Quizá la crisis, aparte de tantas penurias e injusticias como causa, haya traído también una revitalización de la conciencia social y ciudadana. Y que esta indignación que vemos en Brasil, que hace unos días estaba presente en Turquía y hace más tiempo en España, abra una época nueva en la toma de conciencia de una ciudadanía que ahora sea más difícil manipular a través del engaño consumista o la organización de un campeonato de fútbol.

¿Estaremos asistiendo acaso a un cambio de tendencia en la conciencia social de los ciudadanos que marcará una nueva época después del paréntesis posmodernista?

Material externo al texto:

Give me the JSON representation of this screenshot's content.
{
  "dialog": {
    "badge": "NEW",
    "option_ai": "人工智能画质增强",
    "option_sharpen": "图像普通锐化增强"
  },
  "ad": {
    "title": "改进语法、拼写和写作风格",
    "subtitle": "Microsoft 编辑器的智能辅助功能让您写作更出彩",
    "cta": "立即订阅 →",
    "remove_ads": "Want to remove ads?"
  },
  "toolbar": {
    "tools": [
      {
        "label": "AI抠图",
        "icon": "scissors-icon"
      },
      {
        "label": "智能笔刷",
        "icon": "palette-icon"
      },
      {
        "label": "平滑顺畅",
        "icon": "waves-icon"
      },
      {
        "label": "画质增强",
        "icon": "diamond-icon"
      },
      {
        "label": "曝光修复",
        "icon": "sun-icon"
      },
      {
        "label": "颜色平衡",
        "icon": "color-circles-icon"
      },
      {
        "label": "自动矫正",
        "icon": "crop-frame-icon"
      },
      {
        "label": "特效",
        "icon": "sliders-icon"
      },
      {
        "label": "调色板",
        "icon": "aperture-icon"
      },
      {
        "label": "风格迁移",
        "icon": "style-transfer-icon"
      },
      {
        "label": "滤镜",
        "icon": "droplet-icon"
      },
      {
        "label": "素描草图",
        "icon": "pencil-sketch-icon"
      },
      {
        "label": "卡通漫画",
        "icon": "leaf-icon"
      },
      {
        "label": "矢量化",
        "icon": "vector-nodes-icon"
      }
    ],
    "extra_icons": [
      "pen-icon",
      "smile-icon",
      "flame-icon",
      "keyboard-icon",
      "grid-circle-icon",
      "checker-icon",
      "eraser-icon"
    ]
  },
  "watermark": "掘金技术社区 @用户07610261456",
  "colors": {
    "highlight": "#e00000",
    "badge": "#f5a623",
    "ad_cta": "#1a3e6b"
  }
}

lunes, 17 de junio de 2013

MIRADAS

Mi última visita al Museo del Prado estuvo impulsada por la búsqueda de respuestas. No sabía bien a qué, pero necesitaba respuestas. La mañana estaba soleada. Se agradecía después de ese tiempo tan fresco dispuesto a no abandonarnos. En Madrid me ocurre lo mismo que en Granada: un recorrido por determinadas calles me alienta el espíritu. Es como si me susurraran al oído. Pero esta vez las respuestas a las incertidumbres que nos asaltan, en esta sociedad desvalida que ha visto estallar muchos de sus referentes morales, éticos o sociales por los aires, es difícil encontrarlas en los pasos acumulados, atropellados, asentados en los adoquines o el acerado de las calles.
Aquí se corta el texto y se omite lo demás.